With the turbulent politics of America daily hitting the news, Simple 8 takes us to the infamous assassination of President Lincoln by the actor John Wilkes Booth.
Wooden pillars on either side of the stage are hung with pictures. Prominent on one side is a picture of Trump, clenched fist in the air after his near assassination. The picture high on the other side shows the body of Kennedy slumped in a car having been shot in Dallas. Other placards take us through the different dates being covered in their show.
The central storyline follows Booth (Brandon Bassir) from a childhood having fun doing Shakespeare with his family in a household where an often absent father treats him harshly to his death in a burning barn on 26 April 1865, just 15 days after he killed Lincoln.

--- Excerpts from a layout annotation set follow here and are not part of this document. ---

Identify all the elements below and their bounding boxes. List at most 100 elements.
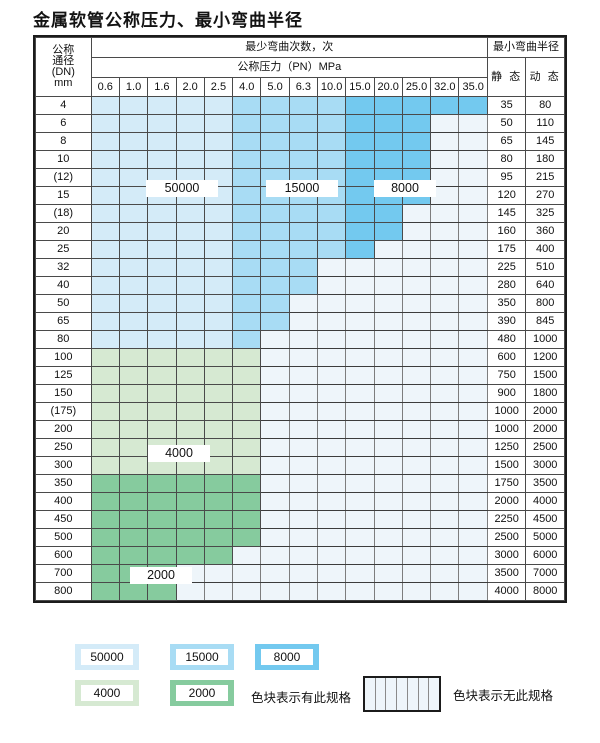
- cell-dn8-pn15.0: [345, 132, 375, 151]
- row-dn-label: 10: [35, 150, 92, 169]
- cell-dn350-pn0.6: [90, 474, 120, 493]
- cell-dn600-pn1.0: [118, 546, 149, 565]
- cell-dynamic-radius: 325: [525, 204, 565, 223]
- cell-dn65-pn1.0: [118, 312, 149, 331]
- cell-dn500-pn2.5: [203, 528, 234, 547]
- cell-dn(12)-pn15.0: [345, 168, 375, 187]
- cell-dn50-pn1.0: [118, 294, 149, 313]
- cell-dn450-pn1.0: [118, 510, 149, 529]
- cell-dn500-pn25.0: [401, 528, 432, 547]
- cell-dn(18)-pn1.0: [118, 204, 149, 223]
- cell-dn25-pn20.0: [373, 240, 403, 259]
- cell-dn400-pn1.0: [118, 492, 149, 511]
- cell-dn10-pn2.0: [175, 150, 205, 169]
- cell-dn50-pn2.5: [203, 294, 234, 313]
- cell-dn500-pn35.0: [458, 528, 488, 547]
- cell-dn150-pn1.0: [118, 384, 149, 403]
- cell-dn250-pn6.3: [288, 438, 318, 457]
- cell-dn50-pn15.0: [345, 294, 375, 313]
- cell-dn4-pn6.3: [288, 96, 318, 115]
- cell-dn200-pn0.6: [90, 420, 120, 439]
- cell-dn32-pn25.0: [401, 258, 432, 277]
- cell-dn300-pn10.0: [316, 456, 347, 475]
- cell-dn65-pn2.0: [175, 312, 205, 331]
- cell-dn800-pn0.6: [90, 582, 120, 601]
- cell-dn(18)-pn15.0: [345, 204, 375, 223]
- cell-dn(12)-pn4.0: [232, 168, 262, 187]
- cell-dn450-pn1.6: [147, 510, 177, 529]
- cell-dn40-pn2.0: [175, 276, 205, 295]
- row-dn-label: 350: [35, 474, 92, 493]
- cell-dn200-pn15.0: [345, 420, 375, 439]
- cell-dn8-pn10.0: [316, 132, 347, 151]
- cell-dn500-pn5.0: [260, 528, 290, 547]
- table-row: 4 35 80: [35, 96, 565, 115]
- cell-dn100-pn15.0: [345, 348, 375, 367]
- cell-dynamic-radius: 4500: [525, 510, 565, 529]
- cell-dn250-pn1.0: [118, 438, 149, 457]
- cell-dn65-pn15.0: [345, 312, 375, 331]
- cell-dn25-pn4.0: [232, 240, 262, 259]
- cell-dn50-pn32.0: [430, 294, 460, 313]
- cell-dn125-pn2.5: [203, 366, 234, 385]
- table-row: 400 2000 4000: [35, 492, 565, 511]
- cell-dn4-pn32.0: [430, 96, 460, 115]
- cell-dn150-pn0.6: [90, 384, 120, 403]
- row-dn-label: 100: [35, 348, 92, 367]
- cell-dn65-pn25.0: [401, 312, 432, 331]
- cell-dn25-pn2.0: [175, 240, 205, 259]
- cell-dn20-pn5.0: [260, 222, 290, 241]
- row-dn-label: (12): [35, 168, 92, 187]
- cell-dn100-pn0.6: [90, 348, 120, 367]
- cell-dn20-pn10.0: [316, 222, 347, 241]
- row-dn-label: 300: [35, 456, 92, 475]
- cell-dn50-pn6.3: [288, 294, 318, 313]
- cell-dn(18)-pn35.0: [458, 204, 488, 223]
- cell-dn(18)-pn10.0: [316, 204, 347, 223]
- cell-dn600-pn32.0: [430, 546, 460, 565]
- cell-dn150-pn2.0: [175, 384, 205, 403]
- legend-chip-label: 50000: [81, 649, 133, 665]
- cell-dn4-pn2.5: [203, 96, 234, 115]
- cell-dn15-pn35.0: [458, 186, 488, 205]
- cell-dn600-pn6.3: [288, 546, 318, 565]
- cell-dn80-pn25.0: [401, 330, 432, 349]
- header-row-3: 0.6 1.0 1.6 2.0 2.5 4.0 5.0 6.3 10.0 15.0 20.0 25.0…: [36, 77, 565, 97]
- header-min-radius: 最小弯曲半径: [486, 37, 566, 58]
- cell-dn4-pn4.0: [232, 96, 262, 115]
- cell-dn6-pn2.5: [203, 114, 234, 133]
- cell-static-radius: 1750: [486, 474, 527, 493]
- cell-dn250-pn20.0: [373, 438, 403, 457]
- cell-dn8-pn6.3: [288, 132, 318, 151]
- table-row: 350 1750 3500: [35, 474, 565, 493]
- cell-dn(18)-pn1.6: [147, 204, 177, 223]
- cell-dn(18)-pn32.0: [430, 204, 460, 223]
- cell-dn(175)-pn6.3: [288, 402, 318, 421]
- cell-dn10-pn0.6: [90, 150, 120, 169]
- cell-dn8-pn4.0: [232, 132, 262, 151]
- cell-dn350-pn2.0: [175, 474, 205, 493]
- cell-dn4-pn5.0: [260, 96, 290, 115]
- cell-dn25-pn6.3: [288, 240, 318, 259]
- cell-dn50-pn1.6: [147, 294, 177, 313]
- cell-dynamic-radius: 8000: [525, 582, 565, 601]
- table-row: 500 2500 5000: [35, 528, 565, 547]
- cell-dn450-pn20.0: [373, 510, 403, 529]
- cell-dn300-pn15.0: [345, 456, 375, 475]
- cell-dn400-pn1.6: [147, 492, 177, 511]
- cell-dn6-pn6.3: [288, 114, 318, 133]
- cell-dn700-pn4.0: [232, 564, 262, 583]
- cell-dn40-pn10.0: [316, 276, 347, 295]
- cell-dn200-pn10.0: [316, 420, 347, 439]
- cell-dn(175)-pn20.0: [373, 402, 403, 421]
- cell-dn(175)-pn1.0: [118, 402, 149, 421]
- header-pressure-15.0: 15.0: [345, 77, 375, 97]
- cell-dn200-pn20.0: [373, 420, 403, 439]
- table-row: 20 160 360: [35, 222, 565, 241]
- cell-dn10-pn20.0: [373, 150, 403, 169]
- cell-dn100-pn2.0: [175, 348, 205, 367]
- cell-dn300-pn0.6: [90, 456, 120, 475]
- cell-dn250-pn35.0: [458, 438, 488, 457]
- cell-dn350-pn6.3: [288, 474, 318, 493]
- cell-dn(175)-pn1.6: [147, 402, 177, 421]
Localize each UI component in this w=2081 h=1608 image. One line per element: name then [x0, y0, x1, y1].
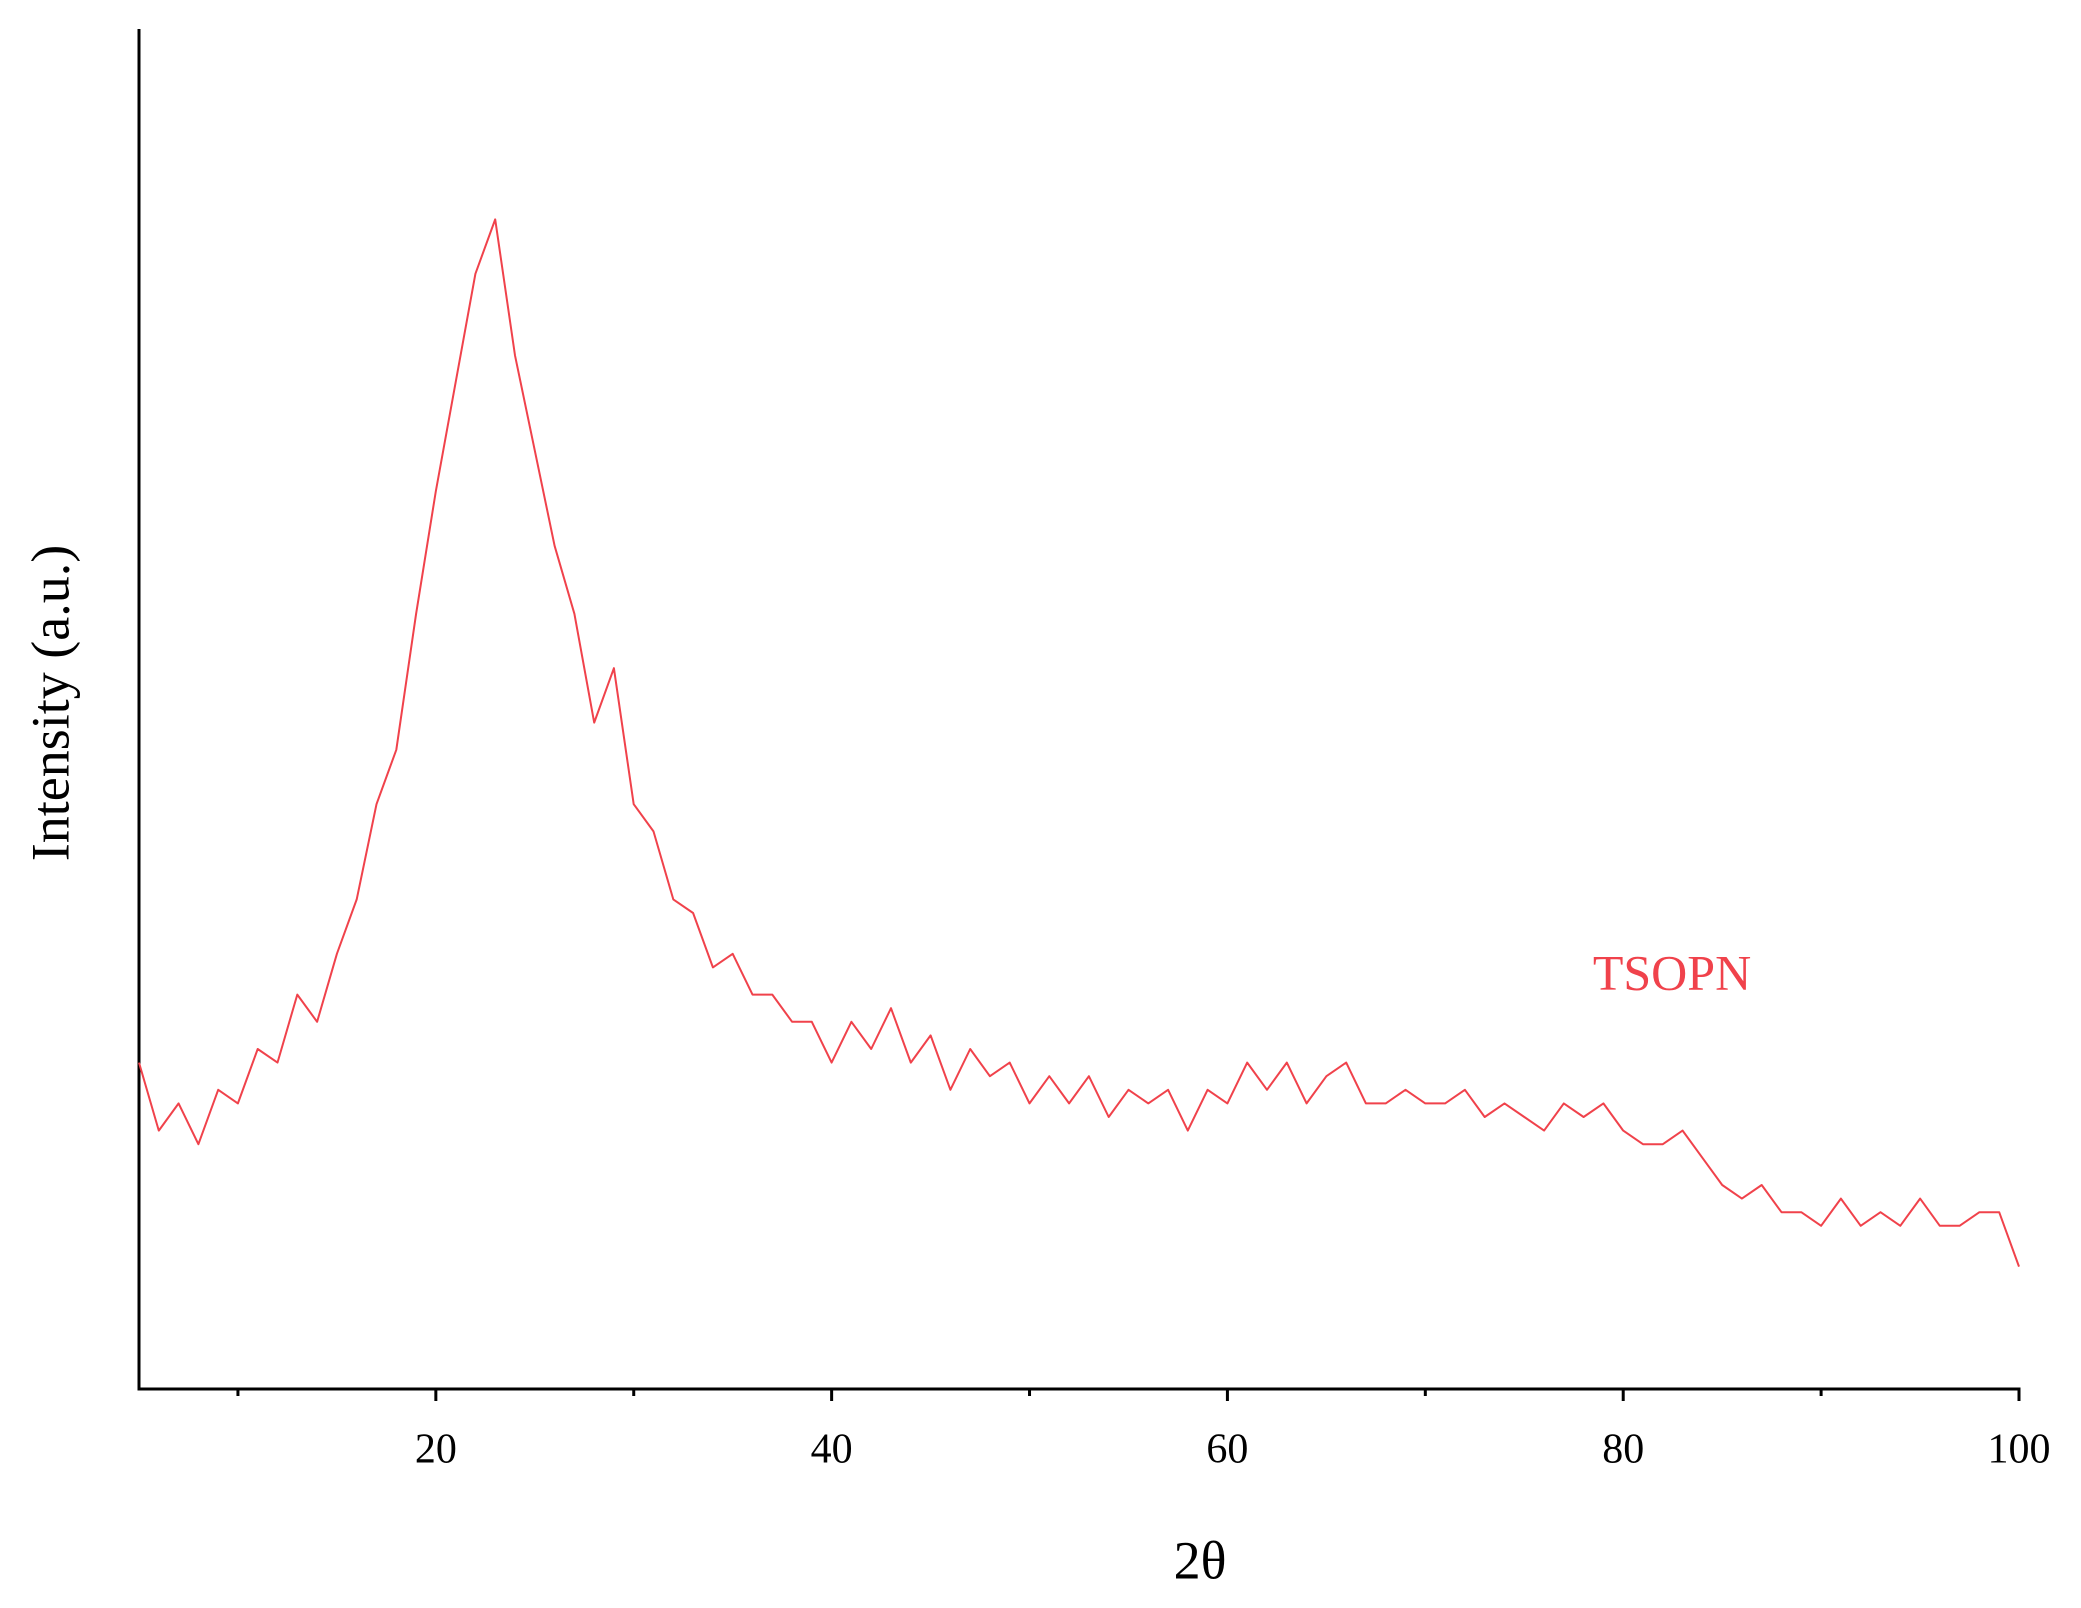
x-axis-title: 2θ	[1174, 1530, 1227, 1590]
x-tick-label: 20	[415, 1427, 457, 1473]
series-label: TSOPN	[1593, 944, 1751, 1000]
x-tick-label: 40	[811, 1427, 853, 1473]
y-axis-title: Intensity (a.u.)	[20, 545, 80, 861]
data-line	[138, 218, 2020, 1267]
x-tick-label: 80	[1602, 1427, 1644, 1473]
x-tick-label: 100	[1988, 1427, 2051, 1473]
x-tick-label: 60	[1206, 1427, 1248, 1473]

His father, irritated, arrives to the stage where John Wilkes is play-acting with his brother Edwin and sister Asia. His manner is severe and impatient, his voice exaggerated as if talking to his family was a practice for some stage melodrama.
During the play, we glimpse bits of John Wilkes's acting, his anger at Lincoln's threat to end slavery, his courtship of two women, to one of whom he proposes marriage, and finally his escape after jumping onto the stage of Ford’s Theatre where he had just shot Lincoln shouting “sic semper tyrannis”.
Although that could have been the end of the play, we have a postscript detour to Thomas H "Boston" Corbett, the soldier who shot him dead in the Virginia barn he’d been hiding.
Unfortunately, that isn’t the only detour from the meat of a story. There are also some earlier reflections on the history of the American National Anthem and discussions on the lighting of the Statue of Liberty.
There is also little development of any thematic purpose in the play. On the Civil War and slavery, we learn little more than John Wilkes's support of the South and the continuation of slavery, while Lincoln headed the forces of the North and claims he would prefer slavery would just die away.
The lively cast of seven performs thirty-two parts clearly. If you dropped around for any ten minutes of the show, it would grab and hold your attention. The problem is, it feels like a collection of disconnected fragments with no common purpose beyond the name of John Wilkes Booth.